Cellular/Molecular
Different PSD-95 Domains Regulate Synaptic Stability and Plasticity
James F. Sturgill, Pascal Steiner, Brian L. Czervionke, and Bernardo L. Sabatini
(see pages 12845–12854)
Neurotransmitter receptors, ion channels, second messengers, and cytoskeletal proteins are organized in the postsynaptic density (PSD) by scaffolding proteins such as PSD-95. Although the PSD is fairly stable, its makeup can be altered by neuronal activity to produce long-term potentiation (LTP) or depression (LTD). To study the dynamics of the PSD, Sturgill et al. tagged proteins with photoactivatable GFP and followed their turnover after two-photon laser photoactivation in dendritic spines in rat hippocampal slices. Turnover of PSD-95 was slower than that of other PSD proteins, suggesting it is a highly stable component. Brief application of NMDA to chemically induce LTD led to a rapid decrease in PSD-95 in the spine. Expressing various modified forms of PSD-95 in place of or in addition to endogenous PSD-95 revealed that only the two N-terminal protein-interaction domains were required for stable retention of PSD-95 in the spine and for the loss of stability after NMDA treatment.
Development/Plasticity/Repair
Development of Perineuronal Nets Parallels Song Maturation
Timothy S. Balmer, Vanessa M. Carels, Jillian L. Frisch, and Teresa A. Nick
(see pages 12878–12885)
Much evidence suggests that ocular dominance plasticity is driven by a subset of fast-spiking, parvalbumin-expressing inhibitory interneurons that emerge as the critical period opens. As development proceeds, the somata and proximal dendrites of these interneurons become encapsulated by perineuronal nets composed of extracellular matrix proteins, and this might close the critical period. Similar mechanisms are thought to regulate critical periods in other sensory systems, and according to Balmer et al., also in the sensorimotor song system of zebra finches.
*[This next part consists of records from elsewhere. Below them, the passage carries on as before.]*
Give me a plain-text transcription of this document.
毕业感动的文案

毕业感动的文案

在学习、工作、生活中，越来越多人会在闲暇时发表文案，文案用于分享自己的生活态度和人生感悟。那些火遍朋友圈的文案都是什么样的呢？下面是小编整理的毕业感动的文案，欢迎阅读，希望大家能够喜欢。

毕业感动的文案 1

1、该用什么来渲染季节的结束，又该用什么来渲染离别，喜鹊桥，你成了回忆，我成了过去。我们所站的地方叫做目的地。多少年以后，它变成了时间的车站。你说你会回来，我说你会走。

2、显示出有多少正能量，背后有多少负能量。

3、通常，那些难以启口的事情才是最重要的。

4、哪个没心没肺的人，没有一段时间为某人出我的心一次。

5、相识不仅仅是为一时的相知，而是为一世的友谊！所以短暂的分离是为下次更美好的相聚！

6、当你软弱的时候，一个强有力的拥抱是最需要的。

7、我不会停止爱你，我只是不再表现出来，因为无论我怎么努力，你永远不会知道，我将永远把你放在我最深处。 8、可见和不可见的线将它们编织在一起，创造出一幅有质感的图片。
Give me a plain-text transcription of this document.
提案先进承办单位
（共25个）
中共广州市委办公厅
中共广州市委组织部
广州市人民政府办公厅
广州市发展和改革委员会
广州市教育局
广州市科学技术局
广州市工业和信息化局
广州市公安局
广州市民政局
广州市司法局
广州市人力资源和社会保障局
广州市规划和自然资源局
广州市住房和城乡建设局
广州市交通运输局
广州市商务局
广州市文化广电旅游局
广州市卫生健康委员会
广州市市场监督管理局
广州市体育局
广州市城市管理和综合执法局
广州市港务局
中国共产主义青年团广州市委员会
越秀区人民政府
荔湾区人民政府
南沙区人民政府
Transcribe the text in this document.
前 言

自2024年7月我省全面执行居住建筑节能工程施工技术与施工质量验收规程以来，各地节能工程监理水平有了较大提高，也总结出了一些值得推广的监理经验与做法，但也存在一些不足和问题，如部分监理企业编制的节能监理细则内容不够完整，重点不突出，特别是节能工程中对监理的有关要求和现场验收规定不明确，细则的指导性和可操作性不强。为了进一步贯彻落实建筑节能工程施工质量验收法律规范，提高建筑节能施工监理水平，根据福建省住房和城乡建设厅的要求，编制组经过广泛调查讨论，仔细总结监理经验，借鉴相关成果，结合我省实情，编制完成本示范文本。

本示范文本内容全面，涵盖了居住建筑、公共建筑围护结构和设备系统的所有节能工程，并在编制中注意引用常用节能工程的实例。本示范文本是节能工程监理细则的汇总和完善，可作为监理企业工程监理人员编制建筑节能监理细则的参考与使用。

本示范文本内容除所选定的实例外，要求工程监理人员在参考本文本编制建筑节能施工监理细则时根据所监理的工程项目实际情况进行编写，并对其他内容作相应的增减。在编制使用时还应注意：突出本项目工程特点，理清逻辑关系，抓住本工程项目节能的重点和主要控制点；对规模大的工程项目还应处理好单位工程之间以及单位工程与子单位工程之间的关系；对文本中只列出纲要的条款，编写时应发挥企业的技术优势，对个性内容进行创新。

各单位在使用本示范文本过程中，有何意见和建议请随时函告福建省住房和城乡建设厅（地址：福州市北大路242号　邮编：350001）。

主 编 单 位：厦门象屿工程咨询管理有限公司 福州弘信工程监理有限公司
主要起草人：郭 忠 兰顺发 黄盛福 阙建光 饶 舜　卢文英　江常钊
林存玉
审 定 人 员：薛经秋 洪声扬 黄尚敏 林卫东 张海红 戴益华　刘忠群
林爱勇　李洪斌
In songbirds, sensory experience shapes the development of neuronal circuits required for producing normal song, and the premotor area HVC, which responds to auditory input and is essential for song production, is thought to be important in learning. The number of parvalbumin-expressing interneurons and the percentage of those with perineuronal nets increased during the critical period. Delaying the critical period decreased the percentage of neurons expressing parvalbumin and decreased intensity of labeling of perineuronal nets.
Behavioral/Systems/Cognitive
FM Directional Selectivity Is Amplified in Bat Inferior Colliculus
Joshua X Gittelman, Na Li, and George D. Pollak
(see pages 13030–13041)
Most sounds bats produce for communication and echolocation exhibit frequency modulation (FM); the sound sweeps upward or downward through a range of frequencies. Some neurons in the inferior colliculus (IC) are selective for upward or downward sweeps, and this selectivity is thought to be generated within the IC based on the relative timing of nonselective excitatory and inhibitory inputs. But Gittelman et al. now show that the inputs to IC have some directional selectivity, producing EPSPs of different magnitudes. IC neurons received excitatory input regardless of the FM sweep direction, but the sweeps in the preferred direction produced larger EPSPs that were more likely to elicit spikes. Although the timing of inputs was sometimes appropriate for producing directional selectivity, this was not always true, and modeling indicated that the magnitude of inputs was a stronger determinant of directionality in the recorded neurons. The authors note, however, that other IC cells might use timing asymmetries to construct FM directionality.
Neurobiology of Disease
γ-Secretase Cleaves APP Terminal Fragment Multiple Times
Mako Takami, Yu Nagashima, Yoshihisa Sano, Seiko Ishihara, Maho Morishima-Kawashima, et al.
(see pages 13042–13052)
Amyloid precursor protein (APP) is cleaved by α-, β-, and γ-secretases, yielding various intracellular and extracellular fragments. Alzheimer's disease (AD) is associated with an increase in the levels of 42-amino-acid amyloid-β (Aβ42) relative to Aβ40, which results from a specific cleavage sequence by β-secretase then γ-secretase. Many mutations linked to AD are thought to increase processing of APP along this pathway. Whether AD pathology stems mainly from changes in the relative levels of Aβ or from the loss of products of alternative cleavage sequences is not clear, but regardless, driving APP toward nonpathological processing might be an effective treatment. Takami et al. have therefore studied how γ-secretase produces Aβ. They determined that the C-terminal fragment generated by β-secretase is first cleaved by γ-secretase at the membrane–cytoplasm border, producing Aβ48 and Aβ49. Subsequently, γ-secretase removes 2–3 tripeptides to produce Aβ42 or Aβ40, respectively. Conditions that favor cleavage to produce Aβ49 might therefore reduce AD pathology.